The Screenplay-novel Manifestos

Less is more vivid

Thursday, June 22, 2006

Reviewing, reading

The following is a nice, honest piece by Andrew Saikali on the process of reviewing, reading:

This is what happens when I don't take notes. Two months ago, I sat down to read Yesterday's People, a collection of eight short stories by Goran Simic. Born in Bosnia, Simic was already a noted author and poet when he immigrated to Canada ten years ago. I decided to write about these spare, haunting and haunted stories, many of them about life in Sarajevo in the mid 90s. But for reasons that now completely mystify me, I wasn't making notes, which would have been fine had I begun writing this immediately. Two months and three or four novels later, I began to write and I hit a brick wall.

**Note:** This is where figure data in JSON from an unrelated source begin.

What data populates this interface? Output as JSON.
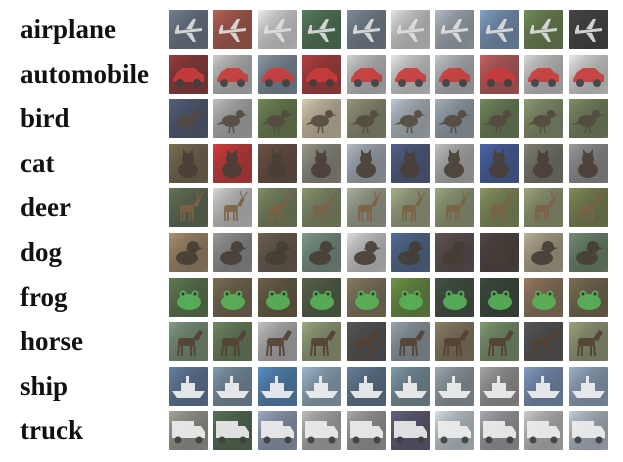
{
  "figure": {
    "classes": [
      {
        "label": "airplane",
        "icon": "airplane-icon",
        "bg": [
          "#5f6f82",
          "#b24a3a",
          "#eeeeee",
          "#3d6d46",
          "#6e7e8e",
          "#e4e4e4",
          "#a9b4c0",
          "#6f95c2",
          "#5f7e3e",
          "#2a2a2a"
        ],
        "fg": "#dcdcdc"
      },
      {
        "label": "automobile",
        "icon": "car-icon",
        "bg": [
          "#8a1e1e",
          "#c7c7c7",
          "#7a8a9a",
          "#b02222",
          "#cfcfcf",
          "#e6e6e6",
          "#bfc3c9",
          "#c44a4a",
          "#d7d7d7",
          "#eaeaea"
        ],
        "fg": "#c41d1d"
      },
      {
        "label": "bird",
        "icon": "bird-icon",
        "bg": [
          "#3b4a6a",
          "#b9b9b9",
          "#5f7a3e",
          "#d8caa8",
          "#8a8a6a",
          "#b7c4cf",
          "#9aa8b4",
          "#5e7a45",
          "#7f8f5f",
          "#6d7f4f"
        ],
        "fg": "#3a2f22"
      },
      {
        "label": "cat",
        "icon": "cat-icon",
        "bg": [
          "#6a5a3a",
          "#d61f1f",
          "#5a3a2a",
          "#8a8a7a",
          "#aab4bf",
          "#3a4a7a",
          "#bcbcbc",
          "#2f4f9f",
          "#6f6f5f",
          "#8f8f8f"
        ],
        "fg": "#2e2218"
      },
      {
        "label": "deer",
        "icon": "deer-icon",
        "bg": [
          "#4f5f3f",
          "#d6d6d6",
          "#6f7f4f",
          "#7a8a5a",
          "#a0a890",
          "#9aa77a",
          "#8f9f6f",
          "#7a8a4a",
          "#8f9a6a",
          "#6f7f3f"
        ],
        "fg": "#6a4a2a"
      },
      {
        "label": "dog",
        "icon": "dog-icon",
        "bg": [
          "#a0825a",
          "#8f8f8f",
          "#5a4a3a",
          "#6f8f7f",
          "#dcdcdc",
          "#3a5a8a",
          "#4a3a3a",
          "#3a2a2a",
          "#b4a888",
          "#5f7f5f"
        ],
        "fg": "#2a2016"
      },
      {
        "label": "frog",
        "icon": "frog-icon",
        "bg": [
          "#4a6a3a",
          "#6a5a3a",
          "#5a4a2a",
          "#3f4f2f",
          "#7a6a4a",
          "#5a8a2a",
          "#2a3a2a",
          "#1f2f1f",
          "#8a6a4a",
          "#6a5a3a"
        ],
        "fg": "#3fa83f"
      },
      {
        "label": "horse",
        "icon": "horse-icon",
        "bg": [
          "#6f8f6f",
          "#5a7a4a",
          "#bcbcbc",
          "#8f9f6f",
          "#3f3f3f",
          "#8a9aa4",
          "#7f6f4f",
          "#6f8f5f",
          "#3f3f3f",
          "#8f9a6a"
        ],
        "fg": "#3a2416"
      },
      {
        "label": "ship",
        "icon": "ship-icon",
        "bg": [
          "#4f6f9a",
          "#6f8fa8",
          "#3f7fbf",
          "#8fb0c8",
          "#4f6f8f",
          "#6f8f9f",
          "#8f9fa8",
          "#9a9a9a",
          "#6f8fbf",
          "#8fa8c8"
        ],
        "fg": "#f2f2f2"
      },
      {
        "label": "truck",
        "icon": "truck-icon",
        "bg": [
          "#9a9a8f",
          "#3f5f3f",
          "#8f9fbf",
          "#b4b4b4",
          "#9f9f9f",
          "#4a4a6a",
          "#cfdce6",
          "#9f9fa8",
          "#c8c8c8",
          "#bcc8d4"
        ],
        "fg": "#eeeeee"
      }
    ]
  }
}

While I remembered the images and the tone of the stories, damned if I could remember any names, or specific details. And the images that I did remember were beginning to blend into each other. I was in a haze. I had been immersed in that world. And then I was out. I had shifted through time and space into other worlds. I was in Jonathan Lethem's Brooklyn, then in Stephen Clarke's contemporary Paris, and most memorably I was amongst Balzac's characters in 1800s Loire Valley, as drunk on his words as I would be if I'd been one of his wine growers in the French countryside. The images of the Bosnian war had been overshadowed. I could never do them justice.

So I began to re-read. I cracked open Simic's collection and dove back in, revisiting the characters, and the horrors of war, and the resourcefulness and resilience of spirit that had moved me the first time.